Description du projet
Résumé: 

Ce projet s’inscrit dans une étude internationale intitulée “Better safe than sorry? Identifying causes of overprotective parenting in a changing social world” et financée par le Conseil Européen de la Recherche (www.safesorry.be; ERC grant n°950289). Ce projet a pour objectif général d’examiner les déterminants sociaux, économiques et culturels du phénomène de surprotection parentale qui caractériserait de plus en plus la parentalité contemporaine. En effet, dans nos sociétés contemporaines, les parents semblent davantage considérés comme responsables du bien-être de leurs enfants (Twenge, 2009) ; ce qui peut amener certains d’entre eux à vouloir protéger leurs enfants de tous dangers ou difficultés potentiels (Furedi, 2018). Plus spécifiquement, ce projet permettra de vérifier dans quelle mesure la surprotection à l’adolescence est ancrée dans les représentations des parents associées au contexte, telles que leur perception des attentes de la société en ce qui concerne la parentalité et l’éducation. Le projet cherchera également à savoir si des caractéristiques spécifiques des différents contextes culturels examinés (comparaison de 10 pays, dont la Suisse) façonnent ces représentations. Enfin, le projet permettra d’étudier les dynamiques entre ces facteurs contextuels et des facteurs parentaux.

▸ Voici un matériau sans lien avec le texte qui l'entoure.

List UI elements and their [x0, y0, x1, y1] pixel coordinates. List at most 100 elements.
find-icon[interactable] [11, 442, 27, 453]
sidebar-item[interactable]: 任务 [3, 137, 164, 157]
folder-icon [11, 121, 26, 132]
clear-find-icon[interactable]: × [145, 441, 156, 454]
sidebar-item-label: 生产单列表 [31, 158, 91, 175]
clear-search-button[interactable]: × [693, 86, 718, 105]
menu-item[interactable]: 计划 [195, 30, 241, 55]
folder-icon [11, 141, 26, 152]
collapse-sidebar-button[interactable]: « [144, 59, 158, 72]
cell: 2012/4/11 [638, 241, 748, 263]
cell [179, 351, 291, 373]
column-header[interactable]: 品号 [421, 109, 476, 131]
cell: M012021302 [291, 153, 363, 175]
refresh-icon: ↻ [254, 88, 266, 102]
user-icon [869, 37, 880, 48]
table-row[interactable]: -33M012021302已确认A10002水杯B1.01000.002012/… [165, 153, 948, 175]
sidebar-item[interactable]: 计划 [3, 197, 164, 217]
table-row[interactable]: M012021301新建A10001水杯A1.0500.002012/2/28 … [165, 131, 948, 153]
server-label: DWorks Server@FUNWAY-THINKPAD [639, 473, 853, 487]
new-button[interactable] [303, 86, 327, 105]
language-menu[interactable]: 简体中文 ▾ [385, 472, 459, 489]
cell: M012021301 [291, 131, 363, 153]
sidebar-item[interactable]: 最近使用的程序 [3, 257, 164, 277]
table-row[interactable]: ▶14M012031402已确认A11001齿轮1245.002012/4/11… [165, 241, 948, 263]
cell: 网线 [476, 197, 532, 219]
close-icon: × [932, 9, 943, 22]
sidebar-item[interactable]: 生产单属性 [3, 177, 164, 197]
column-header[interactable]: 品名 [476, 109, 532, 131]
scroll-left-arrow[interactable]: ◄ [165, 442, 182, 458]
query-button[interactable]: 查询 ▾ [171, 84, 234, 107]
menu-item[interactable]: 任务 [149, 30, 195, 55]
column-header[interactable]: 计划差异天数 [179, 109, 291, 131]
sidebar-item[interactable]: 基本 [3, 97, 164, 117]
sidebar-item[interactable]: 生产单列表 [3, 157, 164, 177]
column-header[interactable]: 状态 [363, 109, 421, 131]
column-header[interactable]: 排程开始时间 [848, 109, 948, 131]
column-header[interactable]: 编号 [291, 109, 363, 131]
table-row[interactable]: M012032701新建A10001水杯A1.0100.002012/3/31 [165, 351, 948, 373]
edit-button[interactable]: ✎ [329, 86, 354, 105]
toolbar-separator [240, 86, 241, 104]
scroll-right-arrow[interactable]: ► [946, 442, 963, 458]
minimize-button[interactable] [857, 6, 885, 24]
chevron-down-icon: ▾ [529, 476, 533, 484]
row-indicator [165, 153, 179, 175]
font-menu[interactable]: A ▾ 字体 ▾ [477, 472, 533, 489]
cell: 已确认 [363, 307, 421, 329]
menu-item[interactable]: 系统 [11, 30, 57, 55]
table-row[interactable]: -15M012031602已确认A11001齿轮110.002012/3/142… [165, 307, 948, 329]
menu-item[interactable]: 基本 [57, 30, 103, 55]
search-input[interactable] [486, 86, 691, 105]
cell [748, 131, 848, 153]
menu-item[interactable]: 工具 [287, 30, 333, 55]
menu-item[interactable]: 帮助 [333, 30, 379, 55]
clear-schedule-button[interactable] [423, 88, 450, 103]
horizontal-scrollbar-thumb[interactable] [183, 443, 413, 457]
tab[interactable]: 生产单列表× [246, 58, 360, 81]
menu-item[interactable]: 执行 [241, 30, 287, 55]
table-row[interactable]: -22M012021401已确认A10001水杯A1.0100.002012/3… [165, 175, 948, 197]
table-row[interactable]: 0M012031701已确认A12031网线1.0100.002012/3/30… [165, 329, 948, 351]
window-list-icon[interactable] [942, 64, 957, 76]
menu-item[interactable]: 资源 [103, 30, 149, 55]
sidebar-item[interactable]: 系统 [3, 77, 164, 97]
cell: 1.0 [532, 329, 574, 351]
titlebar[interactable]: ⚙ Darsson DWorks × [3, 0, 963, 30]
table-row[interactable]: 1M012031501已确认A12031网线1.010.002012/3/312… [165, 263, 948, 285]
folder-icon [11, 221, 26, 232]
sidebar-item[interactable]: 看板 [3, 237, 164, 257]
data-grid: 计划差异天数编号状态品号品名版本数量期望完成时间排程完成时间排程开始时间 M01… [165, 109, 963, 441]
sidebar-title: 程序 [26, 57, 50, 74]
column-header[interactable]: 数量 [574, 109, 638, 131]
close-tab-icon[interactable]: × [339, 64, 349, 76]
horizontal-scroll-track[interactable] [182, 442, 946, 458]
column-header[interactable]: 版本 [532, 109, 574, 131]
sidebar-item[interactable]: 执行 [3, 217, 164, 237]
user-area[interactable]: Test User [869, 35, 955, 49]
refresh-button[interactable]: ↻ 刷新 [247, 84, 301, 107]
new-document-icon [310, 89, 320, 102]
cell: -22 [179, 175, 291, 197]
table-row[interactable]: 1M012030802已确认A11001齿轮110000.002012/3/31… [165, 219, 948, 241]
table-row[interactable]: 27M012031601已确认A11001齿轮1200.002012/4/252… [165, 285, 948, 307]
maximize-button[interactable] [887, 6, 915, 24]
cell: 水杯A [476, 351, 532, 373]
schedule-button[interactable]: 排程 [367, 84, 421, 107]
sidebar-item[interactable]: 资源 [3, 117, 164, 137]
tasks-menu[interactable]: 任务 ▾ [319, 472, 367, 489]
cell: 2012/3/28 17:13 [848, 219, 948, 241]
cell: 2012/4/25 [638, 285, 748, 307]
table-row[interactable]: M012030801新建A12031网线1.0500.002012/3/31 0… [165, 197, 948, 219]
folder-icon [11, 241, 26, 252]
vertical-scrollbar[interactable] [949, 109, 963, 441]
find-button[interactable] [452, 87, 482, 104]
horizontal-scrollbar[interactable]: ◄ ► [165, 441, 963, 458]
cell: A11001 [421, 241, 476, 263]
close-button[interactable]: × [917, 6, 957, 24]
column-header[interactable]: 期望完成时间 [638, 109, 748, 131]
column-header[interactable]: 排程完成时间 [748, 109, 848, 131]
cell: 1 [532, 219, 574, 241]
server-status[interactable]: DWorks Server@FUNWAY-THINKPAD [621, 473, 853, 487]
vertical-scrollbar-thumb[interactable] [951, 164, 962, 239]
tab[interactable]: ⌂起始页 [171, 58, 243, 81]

Selon un vieux proverbe, les parents devraient « préparer l’enfant pour la route, et non la route pour l’enfant ». Cependant, les parents prépareraient de plus en plus la route pour leurs enfants et aujourd'hui, en raison notamment de diverses évolutions sociales, il semblerait que les parents soient plus enclins à adopter des stratégies surprotectrices dans l’éducation de leurs enfants. La surprotection parentale correspond à une forme de protection parentale qui est excessive par rapport au niveau développemental de l’enfant (Thomasgard et al., 1995). Bien qu’à court terme ces pratiques parentales puissent apparaître comme bénéfiques et positives pour le développement de l’enfant et de l’adolescent·e, la surprotection parentale constituerait à long terme un facteur de risque pour le développement psychosocial des jeunes générations. En effet, de nombreux travaux de recherche récents (pour une revue, voir Venard, et al., 2021) suggèrent que la surprotection parentale est associée notamment à un risque accru de difficultés scolaires et psychiques. Lorsque les parents surprotègent leurs enfants et adolescent·es, ils ne leur permettent pas de développer les aptitudes et compétences nécessaires pour affronter de manière autonome et indépendante les défis du quotidien dans les différents domaines de leur vie (scolarité, amitiés, etc.).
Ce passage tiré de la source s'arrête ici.